7 - Preprocess Your Data, Part 1

This content is also available at learn.palantir.com ↗ and is presented here for accessibility purposes.

📖 Task Introduction

Just as you did for the datasets in your Datasource Project: Flight Alerts project, you’ll need a preprocessing step for your passengers and passenger_flight_alerts (which maps passengers to flight alerts) datasets. As you might suspect, the first order of business is to read the dataset files and parse them into Spark DataFrames so they can be written to an optimized Parquet format.

Parquet does not allow special characters or spaces in column names, so your preprocessing step will also involve sanitizing column names.

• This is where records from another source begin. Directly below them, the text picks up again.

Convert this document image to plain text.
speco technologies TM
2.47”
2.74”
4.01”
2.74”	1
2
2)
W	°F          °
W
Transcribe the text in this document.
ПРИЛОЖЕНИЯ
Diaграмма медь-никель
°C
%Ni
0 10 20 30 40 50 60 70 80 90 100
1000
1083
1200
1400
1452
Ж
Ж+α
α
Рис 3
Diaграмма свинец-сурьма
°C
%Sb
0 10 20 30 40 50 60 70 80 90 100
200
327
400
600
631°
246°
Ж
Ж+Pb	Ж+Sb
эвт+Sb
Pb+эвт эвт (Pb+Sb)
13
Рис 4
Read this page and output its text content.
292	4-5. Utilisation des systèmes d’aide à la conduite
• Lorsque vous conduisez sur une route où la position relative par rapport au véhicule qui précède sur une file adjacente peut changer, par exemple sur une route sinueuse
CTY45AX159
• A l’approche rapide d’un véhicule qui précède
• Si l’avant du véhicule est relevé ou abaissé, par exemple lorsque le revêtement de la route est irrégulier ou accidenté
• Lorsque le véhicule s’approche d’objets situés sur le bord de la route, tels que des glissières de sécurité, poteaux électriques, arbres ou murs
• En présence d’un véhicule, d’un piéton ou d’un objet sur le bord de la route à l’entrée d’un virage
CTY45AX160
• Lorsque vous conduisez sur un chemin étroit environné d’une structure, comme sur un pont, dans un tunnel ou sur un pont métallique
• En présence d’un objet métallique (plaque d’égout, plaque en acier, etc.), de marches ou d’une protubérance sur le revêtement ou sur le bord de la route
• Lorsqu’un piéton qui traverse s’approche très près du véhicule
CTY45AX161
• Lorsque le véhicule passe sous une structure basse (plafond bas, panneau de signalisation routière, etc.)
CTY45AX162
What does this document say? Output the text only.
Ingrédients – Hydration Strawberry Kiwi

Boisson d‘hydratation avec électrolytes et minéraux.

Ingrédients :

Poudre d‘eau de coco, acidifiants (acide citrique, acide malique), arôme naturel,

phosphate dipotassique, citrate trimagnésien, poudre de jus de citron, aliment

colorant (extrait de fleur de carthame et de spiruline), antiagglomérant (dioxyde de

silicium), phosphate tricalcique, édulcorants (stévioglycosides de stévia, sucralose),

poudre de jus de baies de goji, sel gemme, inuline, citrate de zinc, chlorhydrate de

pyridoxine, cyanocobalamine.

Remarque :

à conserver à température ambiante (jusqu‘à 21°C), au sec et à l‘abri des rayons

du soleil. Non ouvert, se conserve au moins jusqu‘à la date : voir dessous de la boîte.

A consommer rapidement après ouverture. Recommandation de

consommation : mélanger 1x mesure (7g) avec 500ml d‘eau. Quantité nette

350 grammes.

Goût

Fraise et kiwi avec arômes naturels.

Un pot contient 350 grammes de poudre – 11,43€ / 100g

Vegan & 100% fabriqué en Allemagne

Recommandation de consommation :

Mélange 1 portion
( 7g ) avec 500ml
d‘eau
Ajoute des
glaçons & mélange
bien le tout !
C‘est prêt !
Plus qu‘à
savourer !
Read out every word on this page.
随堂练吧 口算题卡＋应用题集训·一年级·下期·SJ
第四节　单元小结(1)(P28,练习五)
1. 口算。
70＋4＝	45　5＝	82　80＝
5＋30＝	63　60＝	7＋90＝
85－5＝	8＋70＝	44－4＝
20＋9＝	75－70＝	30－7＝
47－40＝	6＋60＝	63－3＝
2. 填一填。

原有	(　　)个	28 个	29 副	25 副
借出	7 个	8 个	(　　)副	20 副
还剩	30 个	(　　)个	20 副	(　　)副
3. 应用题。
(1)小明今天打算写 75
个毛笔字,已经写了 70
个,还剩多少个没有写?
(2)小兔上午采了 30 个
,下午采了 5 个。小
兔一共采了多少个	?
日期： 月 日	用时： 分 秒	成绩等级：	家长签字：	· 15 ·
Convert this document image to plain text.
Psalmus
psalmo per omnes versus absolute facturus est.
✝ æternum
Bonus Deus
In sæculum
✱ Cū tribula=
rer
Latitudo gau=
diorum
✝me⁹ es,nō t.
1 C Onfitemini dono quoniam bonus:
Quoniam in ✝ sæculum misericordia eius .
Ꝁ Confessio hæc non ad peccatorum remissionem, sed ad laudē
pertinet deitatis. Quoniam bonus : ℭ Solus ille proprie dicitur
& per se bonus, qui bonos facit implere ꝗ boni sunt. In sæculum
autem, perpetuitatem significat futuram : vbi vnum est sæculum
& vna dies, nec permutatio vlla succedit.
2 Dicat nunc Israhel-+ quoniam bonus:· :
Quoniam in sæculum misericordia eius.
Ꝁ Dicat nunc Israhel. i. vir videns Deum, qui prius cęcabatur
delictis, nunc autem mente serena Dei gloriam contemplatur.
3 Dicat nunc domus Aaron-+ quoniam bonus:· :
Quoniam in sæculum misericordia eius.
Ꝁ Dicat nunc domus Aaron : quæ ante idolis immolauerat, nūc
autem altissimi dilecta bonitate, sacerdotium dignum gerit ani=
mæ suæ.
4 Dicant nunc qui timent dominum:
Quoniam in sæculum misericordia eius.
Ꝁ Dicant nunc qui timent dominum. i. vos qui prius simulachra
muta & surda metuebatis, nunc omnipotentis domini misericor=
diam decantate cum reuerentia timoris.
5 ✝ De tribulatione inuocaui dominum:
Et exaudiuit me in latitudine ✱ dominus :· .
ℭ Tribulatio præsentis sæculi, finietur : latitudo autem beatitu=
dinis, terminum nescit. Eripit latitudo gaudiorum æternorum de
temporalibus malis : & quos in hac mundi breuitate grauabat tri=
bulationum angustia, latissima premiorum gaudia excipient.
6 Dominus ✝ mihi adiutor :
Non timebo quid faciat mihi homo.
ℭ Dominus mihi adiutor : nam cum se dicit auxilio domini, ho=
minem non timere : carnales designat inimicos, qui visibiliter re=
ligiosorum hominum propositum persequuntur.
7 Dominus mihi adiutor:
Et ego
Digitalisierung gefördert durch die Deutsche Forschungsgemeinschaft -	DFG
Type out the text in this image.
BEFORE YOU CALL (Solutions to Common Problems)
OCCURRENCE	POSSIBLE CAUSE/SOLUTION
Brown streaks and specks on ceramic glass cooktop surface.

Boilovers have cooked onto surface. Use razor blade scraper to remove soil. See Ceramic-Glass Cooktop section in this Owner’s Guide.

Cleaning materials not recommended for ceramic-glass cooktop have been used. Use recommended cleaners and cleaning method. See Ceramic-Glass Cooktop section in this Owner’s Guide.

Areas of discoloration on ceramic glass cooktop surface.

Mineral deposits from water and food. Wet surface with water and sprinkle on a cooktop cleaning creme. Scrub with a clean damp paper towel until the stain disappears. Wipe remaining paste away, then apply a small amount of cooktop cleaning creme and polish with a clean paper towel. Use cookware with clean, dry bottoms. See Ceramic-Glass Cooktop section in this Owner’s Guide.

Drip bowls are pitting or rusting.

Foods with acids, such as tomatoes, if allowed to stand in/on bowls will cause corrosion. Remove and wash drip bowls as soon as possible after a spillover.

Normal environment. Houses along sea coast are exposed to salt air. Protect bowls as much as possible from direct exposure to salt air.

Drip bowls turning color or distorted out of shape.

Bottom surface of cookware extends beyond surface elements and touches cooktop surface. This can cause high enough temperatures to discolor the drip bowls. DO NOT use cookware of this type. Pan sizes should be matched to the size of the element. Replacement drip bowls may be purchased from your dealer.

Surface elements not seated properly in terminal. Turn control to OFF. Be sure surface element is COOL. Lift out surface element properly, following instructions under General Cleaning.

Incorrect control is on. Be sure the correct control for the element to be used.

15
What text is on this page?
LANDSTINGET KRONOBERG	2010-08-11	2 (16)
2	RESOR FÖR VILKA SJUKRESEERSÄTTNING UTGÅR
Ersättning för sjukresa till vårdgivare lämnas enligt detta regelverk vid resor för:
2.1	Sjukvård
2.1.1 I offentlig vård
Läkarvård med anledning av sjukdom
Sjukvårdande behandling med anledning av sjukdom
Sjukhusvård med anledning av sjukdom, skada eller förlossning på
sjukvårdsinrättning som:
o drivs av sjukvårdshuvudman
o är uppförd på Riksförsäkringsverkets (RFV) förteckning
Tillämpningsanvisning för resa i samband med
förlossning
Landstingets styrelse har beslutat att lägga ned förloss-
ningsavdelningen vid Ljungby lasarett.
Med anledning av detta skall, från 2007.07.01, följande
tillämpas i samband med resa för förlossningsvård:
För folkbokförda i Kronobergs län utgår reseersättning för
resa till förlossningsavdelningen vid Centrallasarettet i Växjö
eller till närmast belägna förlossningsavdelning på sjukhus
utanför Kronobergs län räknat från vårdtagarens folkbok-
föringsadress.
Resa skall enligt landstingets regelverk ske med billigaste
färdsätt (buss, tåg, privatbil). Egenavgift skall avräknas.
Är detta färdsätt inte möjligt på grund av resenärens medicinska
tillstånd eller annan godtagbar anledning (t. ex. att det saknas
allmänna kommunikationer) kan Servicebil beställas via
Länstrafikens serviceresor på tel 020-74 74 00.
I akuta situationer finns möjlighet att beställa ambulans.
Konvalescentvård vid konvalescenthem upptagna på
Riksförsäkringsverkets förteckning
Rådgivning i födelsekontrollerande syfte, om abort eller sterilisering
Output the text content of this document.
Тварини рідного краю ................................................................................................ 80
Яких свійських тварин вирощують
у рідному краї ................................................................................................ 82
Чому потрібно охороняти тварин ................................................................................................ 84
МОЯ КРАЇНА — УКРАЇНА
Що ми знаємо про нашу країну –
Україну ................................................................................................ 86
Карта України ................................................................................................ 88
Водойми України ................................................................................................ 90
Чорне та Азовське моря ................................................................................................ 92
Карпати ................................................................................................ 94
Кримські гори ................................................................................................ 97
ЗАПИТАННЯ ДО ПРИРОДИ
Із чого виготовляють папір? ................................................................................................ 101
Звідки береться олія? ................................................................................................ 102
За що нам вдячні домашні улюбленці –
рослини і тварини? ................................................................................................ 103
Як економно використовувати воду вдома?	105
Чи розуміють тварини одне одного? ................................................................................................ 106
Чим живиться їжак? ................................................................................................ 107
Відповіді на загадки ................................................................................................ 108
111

Among the APIs and packages Foundry provides to streamline code-based transformation is sanitize_schema_for_parquet from the transforms.verbs.dataframes package, which removes any characters from DataFrame column names that would prevent them being saved as Parquet files and thus prevent the dataset from successfully building.

🔨 Task Instructions

First, create a new branch from Master called yourName/feature/tutorial_preprocessed_files.
Right click on the /datasets folder in the Files section of your code repository and create a new folder called /preprocessed.
Create a new Python file in your /preprocessed folder called passenger_flight_alerts_preprocessed.py.

Open the passenger_flight_alerts_preprocessed.py file and replace the default contents with the code block below.

from transforms.api import transform, Input, Output
from transforms.verbs.dataframes import sanitize_schema_for_parquet


@transform(
    parsed_output=Output("/${space}/Temporary Training Artifacts/${yourName}/Data Engineering Tutorials/Datasource Project: Passengers/datasets/preprocessed/passenger_flight_alerts_preprocessed"),
    raw_file_input=Input("${passenger_flight_alerts_csv_raw_RID}"),
)
def read_csv(ctx, parsed_output, raw_file_input):

    # Create a variable for the filesystem of the input datasets
    filesystem = raw_file_input.filesystem()

    # Create a variable for the hadoop path of the files in the input dataset
    hadoop_path = filesystem.hadoop_path

    # Create an array of the absolute path of each file in the input dataset
    paths = [f"{hadoop_path}/{f.path}" for f in filesystem.ls()]

    # Create a Spark dataframe from all of the CSV files in the input dataset
    df = (
        ctx
        .spark_session
        .read
        .option("encoding", "UTF-8")  # UTF-8 is the default
        .option("header", True)
        .option("inferSchema", True)
        .csv(paths)
    )

    """
    Write the dataframe to the output dataset using the sanitize_schema_for_parquet function
    to make sure that the column names don't contain any special characters that would break the
    output parquet file
    """
    parsed_output.write_dataframe(sanitize_schema_for_parquet(df))

Replace the following:
- Replace the ${space} on line 6 with your space.
- Replace the ${yourName} on line 6 with your Tutorial Practice Artifacts folder name.
- Replace ${passenger_flight_alerts_raw_RID} on line 7 with the RID of the passenger_flight_alerts_csv_raw dataset, which is the output defined in passenger_flight_alerts_raw.py. If you replaced the paths with RIDs in the previous task, you should be able to copy the RID from that file and paste it into this one.
- Otherwise, RIDs can be obtained from the Foundry Explorer helper using the workflow illustrated below.
Using the Preview button in the top right, test your code to ensure the output appears as a dataset rather than a raw file. If prompted in the preview window to Configure input files, click Configure... and tick the box next to passenger_flight_alerts.csv in the next screen.
If your testing works as expected, commit your code with a meaningful message, e.g., “feature: add passenger_flight_alerts_preprocessed”.
Build your passenger_flight_alerts_preprocessed.py code on your feature branch and confirm the output dataset contains a two-column mapping of passengers to flight alerts.